Selanjutnya, dia membeberkan, usulan pengembangan proyek Bahodopi pada KK 2014 juga tidak menunjukkan kemajuan signifikan dari sisi keekonomian dan kelayakan bisnis. Selain adanya pasal-pasal perjanjian yang memberikan mitra private dividends, dia mengatakan, proyek itu juga belum mendapat pasokan energi yang kompetitif untuk menopang pembangunan pabrik rotary kiln-electric furnace (RKEF).
Proyek ini disebutkan akan menggunakan sumber energi LNG, kendati belum adanya kontrak pasokan yang tercipta.
“Dari ketiga kewajiban dalam KK ini, kami berharap pemerintah dapat melakukan pengkajian dan penilaian sehingga apabila komitmen pengembangan tidak terpenuhi, maka sesuai aturan KK maka perlu dilakukan relinquishment [pelepasan wilayah] di area terkait proyek,” kata dia.
Seperti diketahui, konsesi yang dipegang INCO berdasarkan amandemen KK 2014 lalu mencapai 118.435 hektare yang tersebar di Sulawesi Selatan (70.566 hektare), Sulawesi Tengah (22.699 hektare), dan Sulawesi Tenggara (24.752 hektare).
Pada 2017, luas wilayah KK dikembalikan kepada pemerintah seluas 418 hektare untuk keperluan proyek transmigrasi saat itu. Dengan demikian, sejak 2017 luas wilayah KK menjadi 118.017 hektare.
Kendati demikian, luas wilayah yang telah dimanfaatkan, sejak smelter di Sorowako, Sulawesi Selatan, beroperasi komersial pada 1978, baru mencapai sekitar 7.000 hektare sampai dengan 8.000 hektare atau sekitar 6 persen sampai 7 persen dari keseluruhan total wilayah amandemen KK 2014.
Baca Juga
Sampai dengan Desember 2021, estimasi sumber daya bijih nikel milik INCO sebesar 300 juta ton dengan cadangan sebesar 60 juta ton. Adapun, kapasitas produksi rata-rata sebesar 70.000 ton sampai dengan 80.000 ton setiap tahunnya saat ini.
Manuver Investasi INCO di Akhir Masa Konsesi
Seperti diberitakan sebelumnya, INCO bersama mitranya Huayou Cobalt Co., dan PT Huali Nickel Indonesia menargetkan pengembangan fasilitas produksi 60.000 ton nikel untuk bahan baku baterai kendaraan listrik. Vale Indonesia menandatangani perjanjian kerja sama definitif dengan Zhejiang Huayou Cobalt Co.
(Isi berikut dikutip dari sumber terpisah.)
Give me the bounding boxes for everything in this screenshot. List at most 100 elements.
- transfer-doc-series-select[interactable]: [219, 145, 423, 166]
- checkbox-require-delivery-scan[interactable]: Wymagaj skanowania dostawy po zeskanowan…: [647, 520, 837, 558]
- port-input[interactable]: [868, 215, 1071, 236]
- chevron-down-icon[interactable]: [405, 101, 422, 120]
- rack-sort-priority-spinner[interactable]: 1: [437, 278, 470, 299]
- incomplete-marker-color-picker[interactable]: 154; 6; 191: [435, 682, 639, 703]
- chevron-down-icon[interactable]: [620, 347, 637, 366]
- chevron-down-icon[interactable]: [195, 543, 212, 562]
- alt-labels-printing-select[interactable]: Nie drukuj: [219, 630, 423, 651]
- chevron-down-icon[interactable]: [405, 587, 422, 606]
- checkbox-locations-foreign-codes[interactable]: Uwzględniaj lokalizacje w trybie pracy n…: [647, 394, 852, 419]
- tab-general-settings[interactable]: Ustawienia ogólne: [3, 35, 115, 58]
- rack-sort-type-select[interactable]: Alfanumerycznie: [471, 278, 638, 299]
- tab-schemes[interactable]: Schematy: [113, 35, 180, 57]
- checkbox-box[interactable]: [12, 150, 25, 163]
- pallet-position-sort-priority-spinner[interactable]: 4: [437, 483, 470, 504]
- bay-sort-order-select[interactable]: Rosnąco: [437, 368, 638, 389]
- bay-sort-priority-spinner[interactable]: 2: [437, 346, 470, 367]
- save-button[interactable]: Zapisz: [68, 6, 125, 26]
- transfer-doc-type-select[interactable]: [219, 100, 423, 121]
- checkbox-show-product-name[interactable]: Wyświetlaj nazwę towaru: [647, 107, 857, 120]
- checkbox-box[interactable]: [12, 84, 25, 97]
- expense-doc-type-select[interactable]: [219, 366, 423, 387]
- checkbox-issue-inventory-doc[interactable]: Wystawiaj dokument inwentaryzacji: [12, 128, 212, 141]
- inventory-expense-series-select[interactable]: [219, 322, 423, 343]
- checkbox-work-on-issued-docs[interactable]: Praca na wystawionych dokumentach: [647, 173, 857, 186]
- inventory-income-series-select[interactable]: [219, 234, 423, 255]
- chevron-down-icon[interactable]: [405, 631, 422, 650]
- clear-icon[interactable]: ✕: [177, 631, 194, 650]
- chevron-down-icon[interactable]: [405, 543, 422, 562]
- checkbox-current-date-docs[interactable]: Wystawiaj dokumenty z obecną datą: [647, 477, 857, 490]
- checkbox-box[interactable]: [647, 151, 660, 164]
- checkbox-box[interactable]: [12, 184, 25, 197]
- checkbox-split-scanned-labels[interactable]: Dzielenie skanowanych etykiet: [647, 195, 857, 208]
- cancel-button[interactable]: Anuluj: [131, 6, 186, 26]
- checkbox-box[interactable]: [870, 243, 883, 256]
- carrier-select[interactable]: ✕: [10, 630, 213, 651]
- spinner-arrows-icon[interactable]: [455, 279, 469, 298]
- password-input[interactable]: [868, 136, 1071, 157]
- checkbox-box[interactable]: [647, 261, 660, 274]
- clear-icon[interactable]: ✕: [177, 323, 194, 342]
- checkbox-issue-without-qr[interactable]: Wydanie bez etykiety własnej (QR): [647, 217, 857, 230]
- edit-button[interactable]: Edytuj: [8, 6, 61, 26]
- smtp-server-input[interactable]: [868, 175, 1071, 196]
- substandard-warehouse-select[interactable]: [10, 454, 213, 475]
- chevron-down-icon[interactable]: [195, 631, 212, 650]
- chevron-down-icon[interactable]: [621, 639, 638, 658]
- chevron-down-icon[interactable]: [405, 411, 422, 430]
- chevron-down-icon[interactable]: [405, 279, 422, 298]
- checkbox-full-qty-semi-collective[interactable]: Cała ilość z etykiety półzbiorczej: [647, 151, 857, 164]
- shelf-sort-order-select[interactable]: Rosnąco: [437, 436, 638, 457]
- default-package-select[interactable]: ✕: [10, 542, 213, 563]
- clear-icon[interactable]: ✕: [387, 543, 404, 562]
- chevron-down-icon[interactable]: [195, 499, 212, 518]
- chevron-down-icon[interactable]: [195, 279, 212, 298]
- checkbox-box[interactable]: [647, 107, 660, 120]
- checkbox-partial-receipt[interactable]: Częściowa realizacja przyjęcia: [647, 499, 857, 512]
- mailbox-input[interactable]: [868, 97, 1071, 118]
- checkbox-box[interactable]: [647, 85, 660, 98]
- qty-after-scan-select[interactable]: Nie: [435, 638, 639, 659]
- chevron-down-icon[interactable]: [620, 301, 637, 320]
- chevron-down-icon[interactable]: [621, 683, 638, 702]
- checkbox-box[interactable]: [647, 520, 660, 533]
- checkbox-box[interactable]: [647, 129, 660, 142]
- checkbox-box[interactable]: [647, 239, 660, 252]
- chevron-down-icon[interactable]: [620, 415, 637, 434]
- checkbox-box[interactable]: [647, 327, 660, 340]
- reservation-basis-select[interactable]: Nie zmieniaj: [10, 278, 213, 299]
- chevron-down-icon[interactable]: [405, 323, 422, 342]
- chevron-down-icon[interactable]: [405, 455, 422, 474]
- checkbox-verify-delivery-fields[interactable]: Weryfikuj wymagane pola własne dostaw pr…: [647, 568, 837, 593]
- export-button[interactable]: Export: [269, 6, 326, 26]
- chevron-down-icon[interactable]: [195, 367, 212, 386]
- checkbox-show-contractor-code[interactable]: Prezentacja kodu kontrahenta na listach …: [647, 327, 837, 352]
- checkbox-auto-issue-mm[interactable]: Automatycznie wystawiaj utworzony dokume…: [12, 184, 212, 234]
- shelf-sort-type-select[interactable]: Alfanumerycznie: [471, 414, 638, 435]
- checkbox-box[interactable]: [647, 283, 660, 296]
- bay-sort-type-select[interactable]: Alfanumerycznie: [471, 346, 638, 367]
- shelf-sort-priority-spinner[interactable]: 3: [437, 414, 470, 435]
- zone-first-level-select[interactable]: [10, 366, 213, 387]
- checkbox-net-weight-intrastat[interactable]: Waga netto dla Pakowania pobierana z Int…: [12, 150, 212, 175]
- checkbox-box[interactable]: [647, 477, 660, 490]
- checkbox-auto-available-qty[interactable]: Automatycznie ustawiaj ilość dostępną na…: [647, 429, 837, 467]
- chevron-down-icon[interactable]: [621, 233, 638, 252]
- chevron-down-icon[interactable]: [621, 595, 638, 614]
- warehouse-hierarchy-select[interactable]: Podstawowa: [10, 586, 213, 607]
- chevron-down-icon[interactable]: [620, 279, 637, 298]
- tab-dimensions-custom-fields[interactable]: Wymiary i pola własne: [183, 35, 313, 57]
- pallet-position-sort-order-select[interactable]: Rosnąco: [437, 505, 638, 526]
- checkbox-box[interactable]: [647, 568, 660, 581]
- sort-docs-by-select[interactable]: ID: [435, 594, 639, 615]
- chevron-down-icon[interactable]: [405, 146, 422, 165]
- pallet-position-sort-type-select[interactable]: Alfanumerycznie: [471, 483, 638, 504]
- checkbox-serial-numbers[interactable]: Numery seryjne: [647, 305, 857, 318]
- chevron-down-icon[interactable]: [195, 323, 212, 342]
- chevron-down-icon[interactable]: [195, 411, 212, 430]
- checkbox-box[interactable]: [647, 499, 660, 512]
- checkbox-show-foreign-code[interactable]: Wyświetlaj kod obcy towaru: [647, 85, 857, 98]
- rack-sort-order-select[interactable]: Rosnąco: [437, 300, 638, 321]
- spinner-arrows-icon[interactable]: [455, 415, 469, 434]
Ltd (Huayou) dan PT Huali Nickel Indonesia (Huali) untuk pembangunan fasilitas pengolahan nikel dengan teknologi HPAL.
Target produksi HPAL tersebut mencapai 60.000 ton nikel dan 5.000 ton kobalt per tahun dalam bentuk produk mixed hydroxide precipitate (MHP), yang dapat diolah lebih lanjut menjadi baterai kendaraan listrik. Proyek ini akan mengolah bijih nikel berjenis limonit dari blok Sorowako, sementara pabrik HPAL akan berlokasi di Malili, Luwu Timur, Sulawesi Selatan.
"Proyek ini, bersama dengan progress terbaru dari proyek HPAL Pomalaa dan proyek Morowali, adalah bagian dari perwujudan komitmen pertumbuhan, dan pemenuhan dari komitmen investasi kami," kata Febriany Eddy, CEO Vale Indonesia, dalam keterangan resmi, Jumat (25/8/2023).
Desnee Naidoo, Presiden Komisaris Vale Indonesia menyampaikan, perjanjian pengembangan HPAL ini adalah capaian strategis untuk Vale, sebagai bagian dari pelaksanaan program investasi senilai US$8,6 juta (sekitar Rp129 miliar) di Indonesia.
“Dengan lebih dari setengah abad beroperasi di Indonesia, PT Vale memiliki posisi yang unik dan berkomitmen untuk mendukung percepatan target Indonesia untuk hilirisasi yang lebih maju, serta untuk menghadirkan rantai pasok kendaraan listrik (EV), dari pertambangan mineral menuju produksi baterai dan kendaraan,” imbuhnya.